Erste Eskalationsstufe im Serbien-Kosovo-Konflikt: Einreiseregeln und Grenzschließung
Nachdem Kosovo kurzfristig neue Einreiseregeln erlassen wollte, wurde der Streit weiter verschärft. Geplant war, dass an den Grenzübergängen keine serbischen Personaldokumente mehr anerkannt werden. Serben sollten sich stattdessen ein provisorisches Dokument ausstellen lassen. Serbische Behörden gehen beim Grenzübertritt kosovarischer Bürger identisch vor.
Als Reaktion auf die Einreiseregeln errichtete Serbien im Dezember 2022 im überwiegend serbisch bevölkerten Norden Kosovos Barrikaden. Es sollen auch Schüsse in Richtung kosovarischer Polizisten abgegeben worden sein. Auch ein Fernsehteam wurde auf dem Weg zu den Blockaden beschossen. Beamte der EU-Polizeimission Eulex im Kosovo wurden mit Blendgranaten empfangen, als sie die Blockaden inspizieren wollten. Seitdem ist die Lage weiter angespannt.
LKW-Barrikaden und Schüsse: Eskaliert der Serbien-Kosovo-Konflikt 2023 erneut?
Nicht nur, dass Serben im Norden Kosovos Barrikaden in der zweigeteilten Stadt Mitrovica mit quergestellten Lkw errichteten, eine Brücke am Stadtrand und Landstraßen blockierten, bedrohlicher scheint der Rückenwind aus Belgrad zu sein.
Denn die Worte des serbischen Verteidigungsministers Milos Vucevic klangen so martialisch wie seit Jahren nicht, als ob der Serbien-Kosovo-Konflikt bereits in einem Krieg entfacht wäre: "5000 Spezialkräfte der serbischen Armee werden in Kampfbereitschaft versetzt. Bis Ende 2023 sind alle einsatzfähig.
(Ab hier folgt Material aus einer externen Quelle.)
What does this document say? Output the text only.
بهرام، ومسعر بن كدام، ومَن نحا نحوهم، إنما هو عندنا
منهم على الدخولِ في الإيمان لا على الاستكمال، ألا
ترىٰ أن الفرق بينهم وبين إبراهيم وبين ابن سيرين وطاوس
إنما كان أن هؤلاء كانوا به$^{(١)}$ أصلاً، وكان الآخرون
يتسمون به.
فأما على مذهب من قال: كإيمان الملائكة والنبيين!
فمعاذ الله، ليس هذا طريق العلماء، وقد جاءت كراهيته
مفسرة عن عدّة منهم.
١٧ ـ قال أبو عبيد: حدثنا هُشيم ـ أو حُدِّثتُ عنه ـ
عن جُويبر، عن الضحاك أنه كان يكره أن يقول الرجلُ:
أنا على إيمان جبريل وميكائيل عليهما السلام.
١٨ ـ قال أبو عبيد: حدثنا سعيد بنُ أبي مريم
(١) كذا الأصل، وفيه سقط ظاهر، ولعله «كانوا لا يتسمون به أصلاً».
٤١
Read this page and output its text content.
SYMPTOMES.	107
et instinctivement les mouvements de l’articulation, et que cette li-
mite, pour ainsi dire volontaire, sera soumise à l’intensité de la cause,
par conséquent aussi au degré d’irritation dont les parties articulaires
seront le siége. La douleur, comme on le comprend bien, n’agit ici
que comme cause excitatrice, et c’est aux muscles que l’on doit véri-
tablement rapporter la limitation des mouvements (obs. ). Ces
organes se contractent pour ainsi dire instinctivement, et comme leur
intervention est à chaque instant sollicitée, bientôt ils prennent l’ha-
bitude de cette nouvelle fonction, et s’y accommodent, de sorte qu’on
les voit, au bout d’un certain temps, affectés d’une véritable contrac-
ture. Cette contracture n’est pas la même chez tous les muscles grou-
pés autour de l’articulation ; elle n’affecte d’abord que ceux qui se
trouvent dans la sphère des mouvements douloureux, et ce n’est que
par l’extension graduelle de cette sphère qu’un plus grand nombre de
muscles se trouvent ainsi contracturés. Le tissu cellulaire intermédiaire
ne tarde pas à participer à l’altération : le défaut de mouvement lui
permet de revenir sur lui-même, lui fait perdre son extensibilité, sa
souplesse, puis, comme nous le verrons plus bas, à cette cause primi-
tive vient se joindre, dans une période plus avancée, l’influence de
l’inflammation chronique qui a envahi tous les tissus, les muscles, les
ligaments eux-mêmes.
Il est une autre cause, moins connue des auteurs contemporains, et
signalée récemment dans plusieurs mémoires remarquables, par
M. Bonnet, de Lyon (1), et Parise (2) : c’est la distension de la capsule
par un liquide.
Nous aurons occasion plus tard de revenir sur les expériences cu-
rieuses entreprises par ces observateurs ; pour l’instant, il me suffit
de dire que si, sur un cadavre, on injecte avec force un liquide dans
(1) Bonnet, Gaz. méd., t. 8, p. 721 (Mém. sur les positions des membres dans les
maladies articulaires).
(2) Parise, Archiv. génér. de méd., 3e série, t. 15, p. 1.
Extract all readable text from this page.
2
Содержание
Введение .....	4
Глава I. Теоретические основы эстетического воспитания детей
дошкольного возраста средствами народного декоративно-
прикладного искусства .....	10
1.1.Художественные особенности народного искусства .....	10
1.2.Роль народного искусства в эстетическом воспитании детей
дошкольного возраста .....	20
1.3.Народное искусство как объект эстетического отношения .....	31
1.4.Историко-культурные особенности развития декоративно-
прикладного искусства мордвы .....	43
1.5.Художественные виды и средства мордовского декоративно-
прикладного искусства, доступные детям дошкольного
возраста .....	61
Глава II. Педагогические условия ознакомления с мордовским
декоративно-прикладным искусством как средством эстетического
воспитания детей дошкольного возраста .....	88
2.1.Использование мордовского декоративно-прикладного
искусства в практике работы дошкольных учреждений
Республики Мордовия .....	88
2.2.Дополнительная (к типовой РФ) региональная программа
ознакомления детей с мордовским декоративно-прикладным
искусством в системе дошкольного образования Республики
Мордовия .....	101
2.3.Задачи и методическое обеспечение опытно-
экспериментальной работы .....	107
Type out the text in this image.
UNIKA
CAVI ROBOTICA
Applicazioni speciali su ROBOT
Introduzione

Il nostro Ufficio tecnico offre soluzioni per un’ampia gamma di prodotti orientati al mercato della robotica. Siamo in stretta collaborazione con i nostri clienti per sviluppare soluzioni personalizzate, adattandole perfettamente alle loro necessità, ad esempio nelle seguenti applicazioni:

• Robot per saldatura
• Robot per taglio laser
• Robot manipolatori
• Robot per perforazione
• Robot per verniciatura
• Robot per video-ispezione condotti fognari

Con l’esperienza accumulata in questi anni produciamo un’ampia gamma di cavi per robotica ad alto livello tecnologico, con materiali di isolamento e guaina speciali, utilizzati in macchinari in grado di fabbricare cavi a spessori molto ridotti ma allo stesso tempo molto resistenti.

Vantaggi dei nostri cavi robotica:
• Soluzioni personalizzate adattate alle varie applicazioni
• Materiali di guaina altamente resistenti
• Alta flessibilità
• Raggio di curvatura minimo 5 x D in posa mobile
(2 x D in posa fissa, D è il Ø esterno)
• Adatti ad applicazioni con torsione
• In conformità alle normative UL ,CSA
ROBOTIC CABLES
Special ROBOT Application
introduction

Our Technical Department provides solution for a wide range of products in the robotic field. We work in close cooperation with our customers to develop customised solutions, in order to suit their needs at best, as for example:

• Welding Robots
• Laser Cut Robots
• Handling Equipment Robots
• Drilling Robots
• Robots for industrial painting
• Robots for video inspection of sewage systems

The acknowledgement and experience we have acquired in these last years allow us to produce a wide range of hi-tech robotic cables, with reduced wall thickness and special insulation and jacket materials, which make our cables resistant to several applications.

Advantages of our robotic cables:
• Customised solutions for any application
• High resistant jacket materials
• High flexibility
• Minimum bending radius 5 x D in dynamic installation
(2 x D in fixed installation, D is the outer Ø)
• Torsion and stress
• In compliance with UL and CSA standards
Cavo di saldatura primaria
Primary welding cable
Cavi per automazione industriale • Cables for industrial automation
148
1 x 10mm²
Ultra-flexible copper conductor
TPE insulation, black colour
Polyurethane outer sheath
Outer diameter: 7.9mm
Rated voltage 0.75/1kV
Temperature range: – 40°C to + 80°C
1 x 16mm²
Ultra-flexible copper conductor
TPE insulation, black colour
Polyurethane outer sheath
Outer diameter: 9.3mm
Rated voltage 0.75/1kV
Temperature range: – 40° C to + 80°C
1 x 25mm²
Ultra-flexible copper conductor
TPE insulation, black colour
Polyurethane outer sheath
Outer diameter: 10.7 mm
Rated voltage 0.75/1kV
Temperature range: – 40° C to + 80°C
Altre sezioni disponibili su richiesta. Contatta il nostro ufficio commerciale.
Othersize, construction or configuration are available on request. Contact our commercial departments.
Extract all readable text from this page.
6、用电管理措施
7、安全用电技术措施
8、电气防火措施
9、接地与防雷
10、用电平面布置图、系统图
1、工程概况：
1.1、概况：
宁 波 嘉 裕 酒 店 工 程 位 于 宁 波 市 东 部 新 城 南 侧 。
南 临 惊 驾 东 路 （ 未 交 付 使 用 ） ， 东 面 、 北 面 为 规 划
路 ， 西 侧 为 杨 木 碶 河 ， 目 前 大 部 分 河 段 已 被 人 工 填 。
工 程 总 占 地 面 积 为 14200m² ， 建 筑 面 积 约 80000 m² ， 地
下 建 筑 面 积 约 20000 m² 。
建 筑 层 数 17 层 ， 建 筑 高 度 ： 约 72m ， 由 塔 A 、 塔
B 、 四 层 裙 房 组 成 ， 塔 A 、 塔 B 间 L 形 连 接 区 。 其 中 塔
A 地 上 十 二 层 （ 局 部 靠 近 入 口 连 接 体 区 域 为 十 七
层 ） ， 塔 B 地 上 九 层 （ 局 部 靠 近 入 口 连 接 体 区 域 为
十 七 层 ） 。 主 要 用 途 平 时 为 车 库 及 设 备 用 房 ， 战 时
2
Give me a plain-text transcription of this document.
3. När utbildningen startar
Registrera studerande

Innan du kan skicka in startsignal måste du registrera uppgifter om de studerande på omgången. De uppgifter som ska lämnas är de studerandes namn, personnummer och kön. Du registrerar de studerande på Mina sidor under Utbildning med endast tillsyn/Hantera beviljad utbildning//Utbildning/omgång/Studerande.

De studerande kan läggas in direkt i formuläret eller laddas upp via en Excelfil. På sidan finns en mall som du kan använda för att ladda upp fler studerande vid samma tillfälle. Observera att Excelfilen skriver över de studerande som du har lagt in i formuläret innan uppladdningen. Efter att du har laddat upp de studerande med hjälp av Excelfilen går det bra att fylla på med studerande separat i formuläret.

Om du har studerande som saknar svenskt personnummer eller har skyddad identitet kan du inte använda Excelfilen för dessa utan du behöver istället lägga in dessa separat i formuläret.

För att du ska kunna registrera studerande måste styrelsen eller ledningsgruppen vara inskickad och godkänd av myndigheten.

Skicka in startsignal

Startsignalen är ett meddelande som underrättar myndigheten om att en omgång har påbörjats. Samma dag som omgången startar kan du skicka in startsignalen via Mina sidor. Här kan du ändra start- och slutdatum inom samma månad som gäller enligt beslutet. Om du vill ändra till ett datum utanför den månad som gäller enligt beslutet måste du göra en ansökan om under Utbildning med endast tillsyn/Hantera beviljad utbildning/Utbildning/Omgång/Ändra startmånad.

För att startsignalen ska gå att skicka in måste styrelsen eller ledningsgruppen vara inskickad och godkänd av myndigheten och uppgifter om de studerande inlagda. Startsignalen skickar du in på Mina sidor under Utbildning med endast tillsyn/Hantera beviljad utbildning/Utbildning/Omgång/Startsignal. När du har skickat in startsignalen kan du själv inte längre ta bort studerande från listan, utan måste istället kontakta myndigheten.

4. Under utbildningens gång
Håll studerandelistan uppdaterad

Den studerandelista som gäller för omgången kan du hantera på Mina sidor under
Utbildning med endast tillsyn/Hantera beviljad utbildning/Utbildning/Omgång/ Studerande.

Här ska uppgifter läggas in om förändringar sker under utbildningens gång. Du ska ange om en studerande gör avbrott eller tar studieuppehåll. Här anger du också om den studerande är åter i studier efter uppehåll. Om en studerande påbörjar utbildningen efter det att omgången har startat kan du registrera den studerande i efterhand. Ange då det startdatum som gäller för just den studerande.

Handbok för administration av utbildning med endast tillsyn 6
Sie werden unsere stärkste Faust sein und die schlechten Ziele derjenigen, die unser Land nicht mögen, in Stücke zerschlagen", so der Minister Ende 2022 am Rande eines Besuchs serbischer Truppen im Grenzgebiet zum Kosovo.
Gibt es eine Lösung im Serbien-Kosovo-Konflikt?
Die scharfe Rhetorik und Truppen-Mobiliserung ist eine der höchsten Eskalationsstufen des schwelenden Konflikts und dennoch bleibt es unwahrscheinlich, dass serbische Streitkräfte in absehbarer Zeit über die Grenze nach Kosovo einrücken. Denn im Land sind 3500 NATO-Soldaten der KFOR-Friedensmission stationiert, um für Sicherheit zu sorgen. Eine EU-Arbeitsgruppe soll nun innerhalb von sechs Monaten eine dauerhafte Lösung erarbeiten.
So sind die Europäische Union und die Vereinigten Staaten dabei, mit vereinten Kräften die Krise zwischen Serbien und Kosovo zu entschärfen. Sie wollen als Vermittler agieren.